Он никому не хотел принадлежать: ни женщине, ни ребенку, ни вещи, ни идее… Только мне, мне одному, удалось добиться того, чего он так последовательно избегал, — завершенности. Правда, какой ценой? Стоило Сарычеву предложить мне свое имя, как из страдающего сироты я для него превратился в жеманного, лживого, подлого сына и оказался в одном ряду с предметами на раз: Верочкой, машиной, телевизором.
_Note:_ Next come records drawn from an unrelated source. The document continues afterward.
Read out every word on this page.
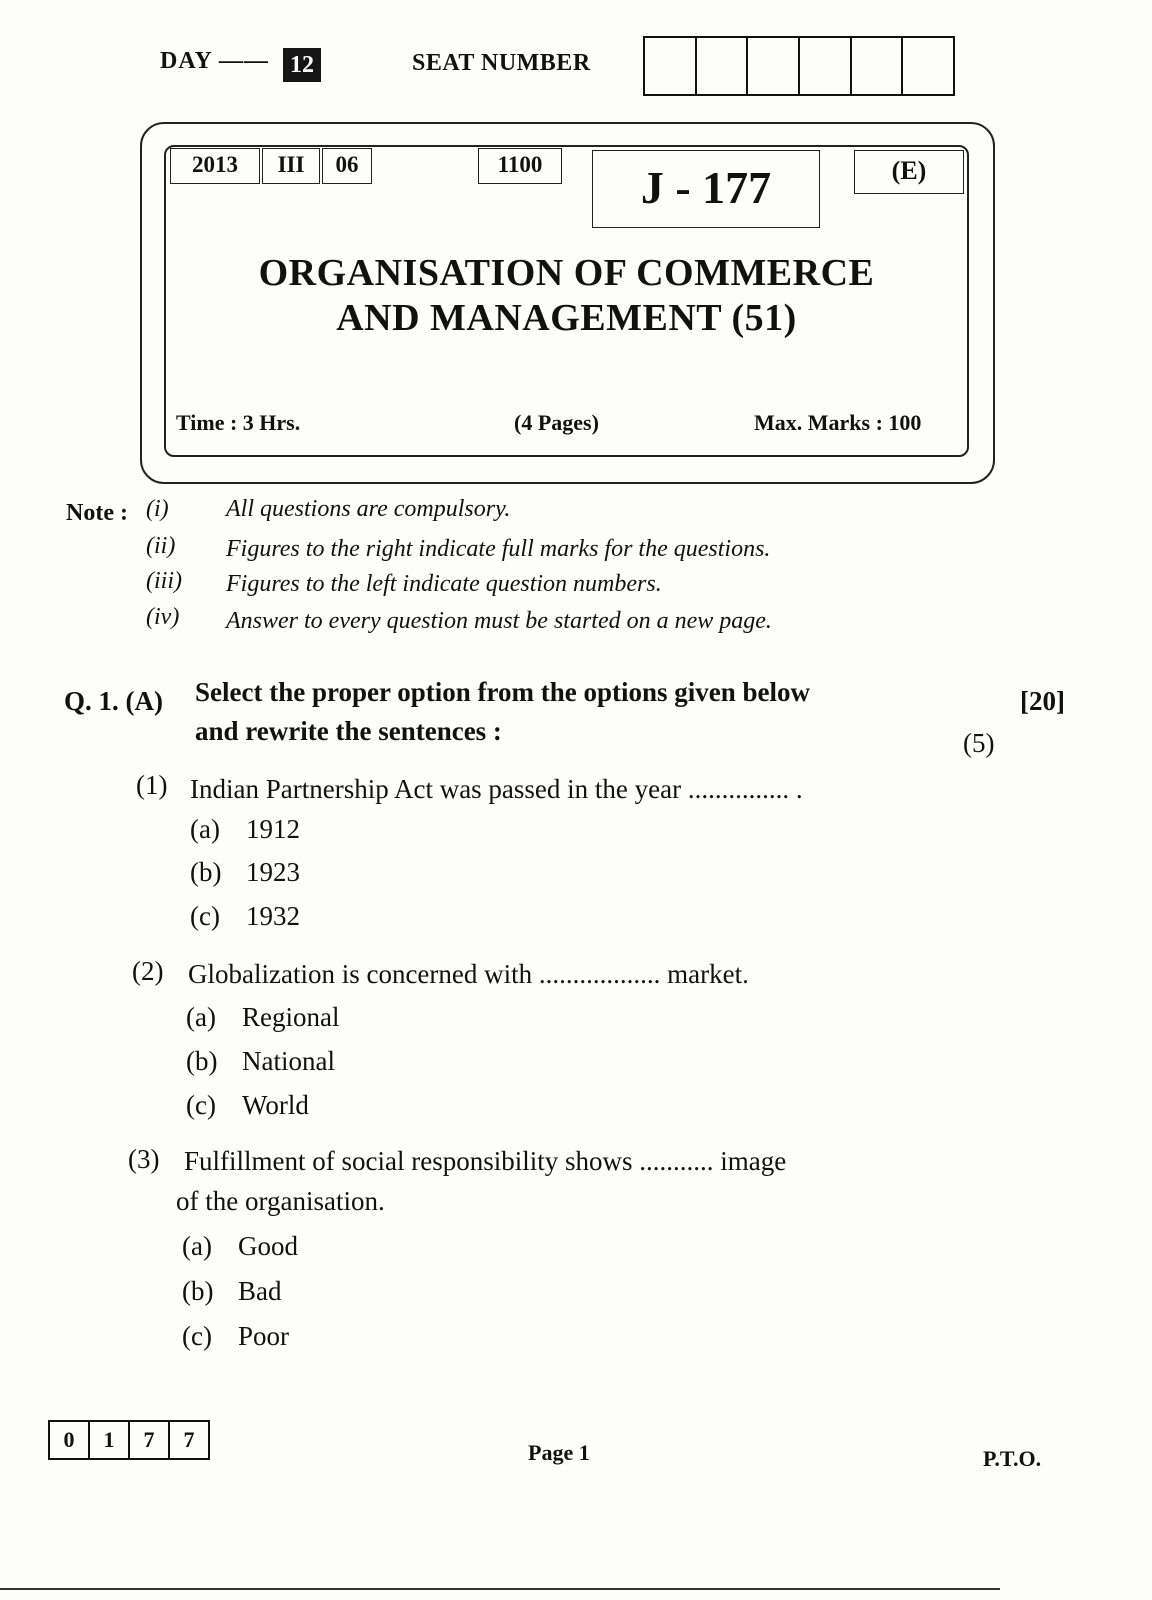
DAY —— 12	SEAT NUMBER
2013	III	06	1100	J - 177	(E)
ORGANISATION OF COMMERCE
AND MANAGEMENT (51)
Time : 3 Hrs.	(4 Pages)	Max. Marks : 100
Note : (i) All questions are compulsory.
(ii) Figures to the right indicate full marks for the questions.
(iii) Figures to the left indicate question numbers.
(iv) Answer to every question must be started on a new page.
Q. 1. (A) Select the proper option from the options given below
and rewrite the sentences :
[20]
(5)
(1) Indian Partnership Act was passed in the year ............... .
(a) 1912
(b) 1923
(c) 1932
(2) Globalization is concerned with .................. market.
(a) Regional
(b) National
(c) World
(3) Fulfillment of social responsibility shows ........... image
of the organisation.
(a) Good
(b) Bad
(c) Poor
0	1	7	7
Page 1	P.T.O.
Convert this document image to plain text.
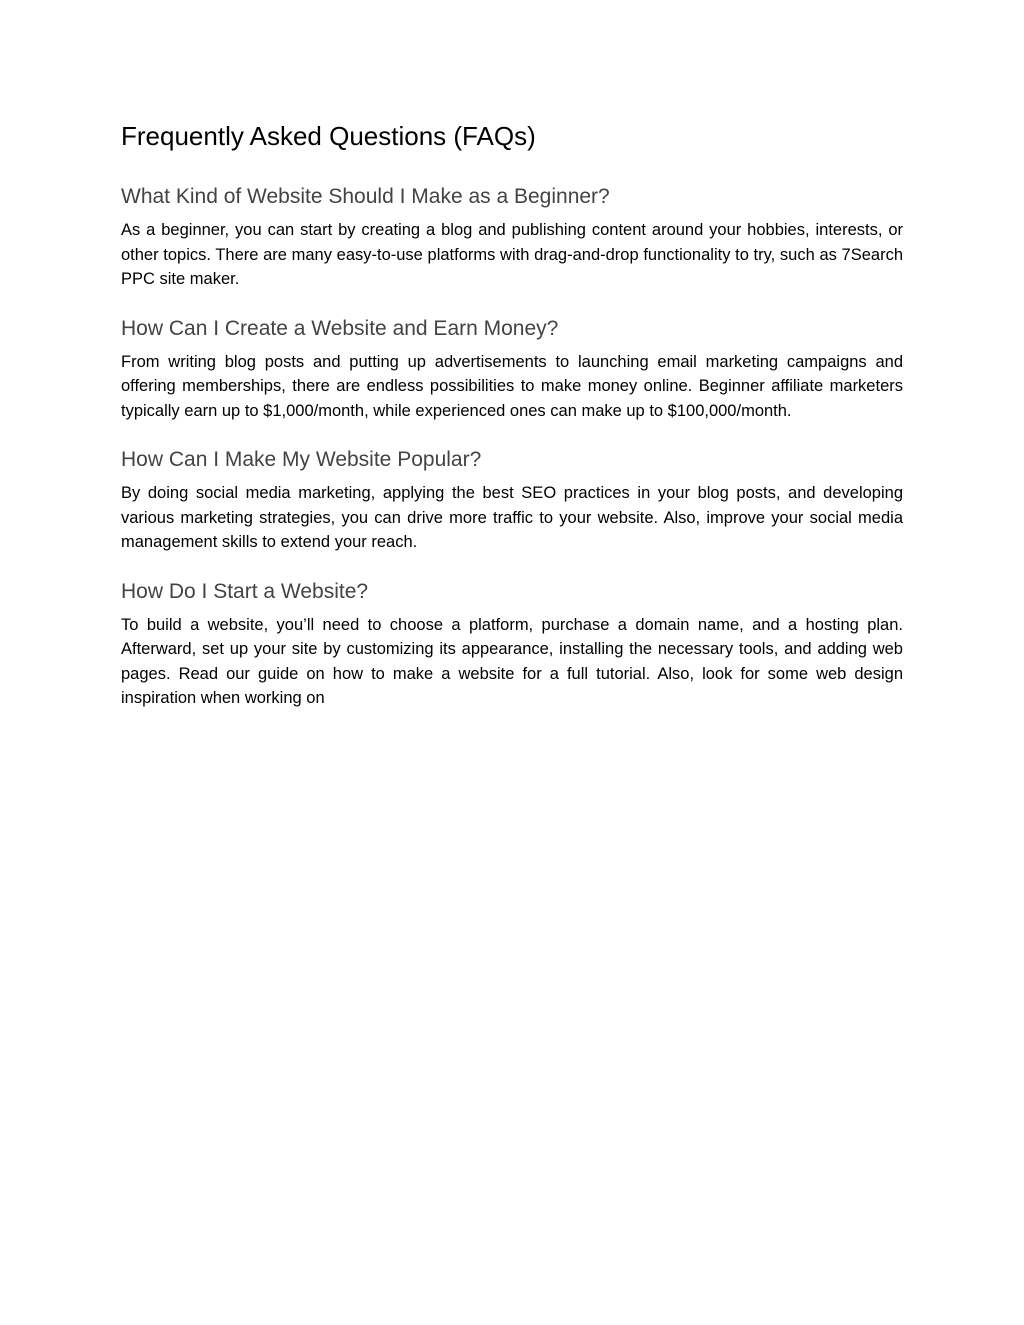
Frequently Asked Questions (FAQs)
What Kind of Website Should I Make as a Beginner?

As a beginner, you can start by creating a blog and publishing content around your hobbies, interests, or other topics. There are many easy-to-use platforms with drag-and-drop functionality to try, such as 7Search PPC site maker.

How Can I Create a Website and Earn Money?

From writing blog posts and putting up advertisements to launching email marketing campaigns and offering memberships, there are endless possibilities to make money online. Beginner affiliate marketers typically earn up to $1,000/month, while experienced ones can make up to $100,000/month.

How Can I Make My Website Popular?

By doing social media marketing, applying the best SEO practices in your blog posts, and developing various marketing strategies, you can drive more traffic to your website. Also, improve your social media management skills to extend your reach.

How Do I Start a Website?

To build a website, you’ll need to choose a platform, purchase a domain name, and a hosting plan. Afterward, set up your site by customizing its appearance, installing the necessary tools, and adding web pages. Read our guide on how to make a website for a full tutorial. Also, look for some web design inspiration when working on
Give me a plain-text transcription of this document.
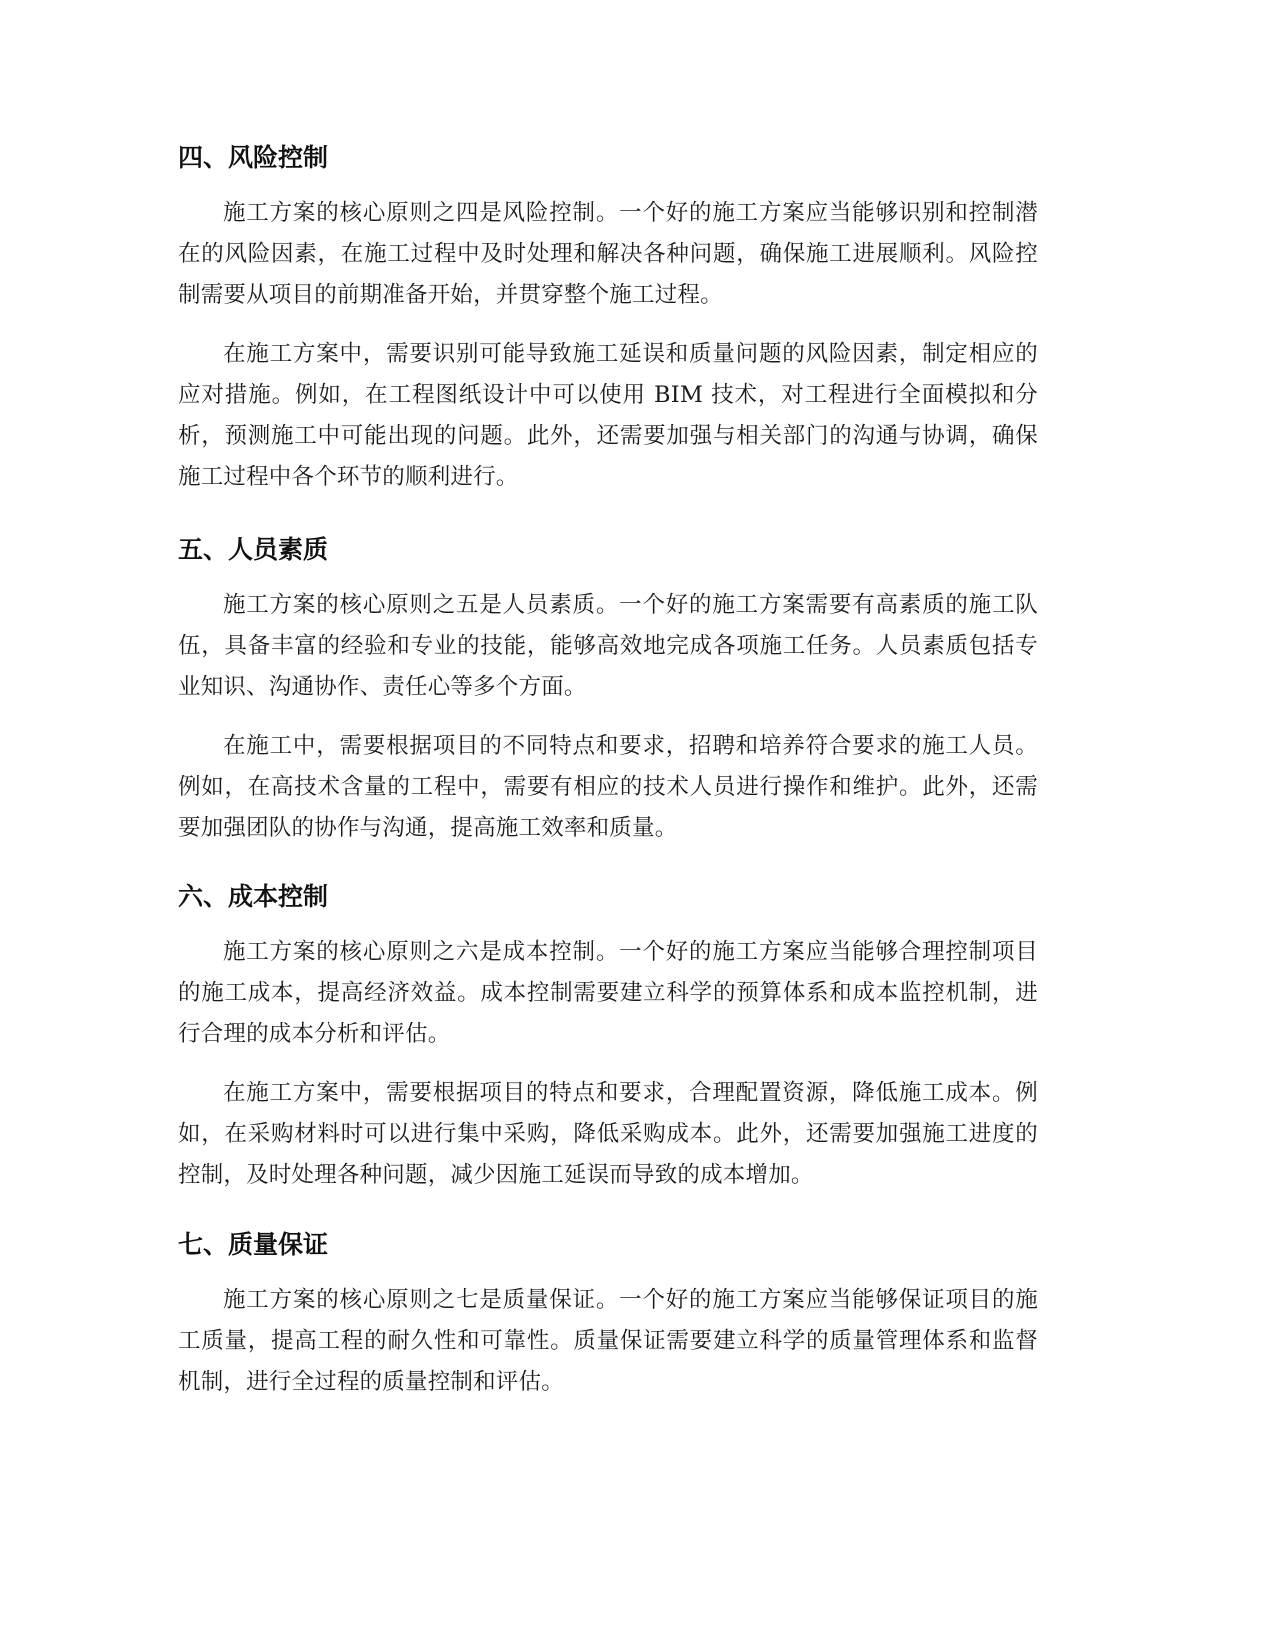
四、风险控制

施工方案的核心原则之四是风险控制。一个好的施工方案应当能够识别和控制潜在的风险因素，在施工过程中及时处理和解决各种问题，确保施工进展顺利。风险控制需要从项目的前期准备开始，并贯穿整个施工过程。

在施工方案中，需要识别可能导致施工延误和质量问题的风险因素，制定相应的应对措施。例如，在工程图纸设计中可以使用 BIM 技术，对工程进行全面模拟和分析，预测施工中可能出现的问题。此外，还需要加强与相关部门的沟通与协调，确保施工过程中各个环节的顺利进行。

五、人员素质

施工方案的核心原则之五是人员素质。一个好的施工方案需要有高素质的施工队伍，具备丰富的经验和专业的技能，能够高效地完成各项施工任务。人员素质包括专业知识、沟通协作、责任心等多个方面。

在施工中，需要根据项目的不同特点和要求，招聘和培养符合要求的施工人员。例如，在高技术含量的工程中，需要有相应的技术人员进行操作和维护。此外，还需要加强团队的协作与沟通，提高施工效率和质量。

六、成本控制

施工方案的核心原则之六是成本控制。一个好的施工方案应当能够合理控制项目的施工成本，提高经济效益。成本控制需要建立科学的预算体系和成本监控机制，进行合理的成本分析和评估。

在施工方案中，需要根据项目的特点和要求，合理配置资源，降低施工成本。例如，在采购材料时可以进行集中采购，降低采购成本。此外，还需要加强施工进度的控制，及时处理各种问题，减少因施工延误而导致的成本增加。

七、质量保证

施工方案的核心原则之七是质量保证。一个好的施工方案应当能够保证项目的施工质量，提高工程的耐久性和可靠性。质量保证需要建立科学的质量管理体系和监督机制，进行全过程的质量控制和评估。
Я стал чем-то вроде линзы от телевизора, которая торчала на тумбочке, пережив «Рембрандт», надоевший Сарычеву всего за месяц (что означало четыре передачи!) и лично вынесенный им на черную лестницу к лыжам, гирям и железным бидонам с побелкой…
Линза пылилась, в неувеличивающем углу паук мумифицировал двух-трех жалких мух, которые могли бы сохраниться там до Судного дня, если бы возмущенный Тверской не чихнул генеральским, не прикрытым ладошкой, чихом: мух сдуло, линза стала в оспинку…
Смешно сказать, но нас, брошенных, словно что-то роднило (может быть неразделенная, после мига счастья, любовь к Дмитрию Борисовичу?). Презирая Верочку, я не мог без нее и раздражался, когда мой слух не ловил в отдаленном конце квартиры звука разбившейся чашки; плакать я уходил на черную лестницу и, оседлав там телевизор, выводил на маленьком пыльном экране, зернисто-глянцевом, как засвеченная фотобумага, новые для меня буквы: «И. С.»; а в редкие часы одиночества на даче меня влекло на кожаные сиденья машины…
…Машиной Сарычев воспользовался буквально один раз — поехал на юг, в горы, что по тем временам было смелым поступком; добрался почти до зоны снегов, а оттуда уже пешком — к вершинам… И все — один! Непонятно только, откуда же взялись фотографии, которые он многократно перепрятывал, однако не уничтожил…
Я думаю, Сарычев был счастлив на этой вершине: закрыв глаза и устремив лицо солнцу, он лежит в снегу, и плохо пропечатавшиеся соседние пики хранят безветрие…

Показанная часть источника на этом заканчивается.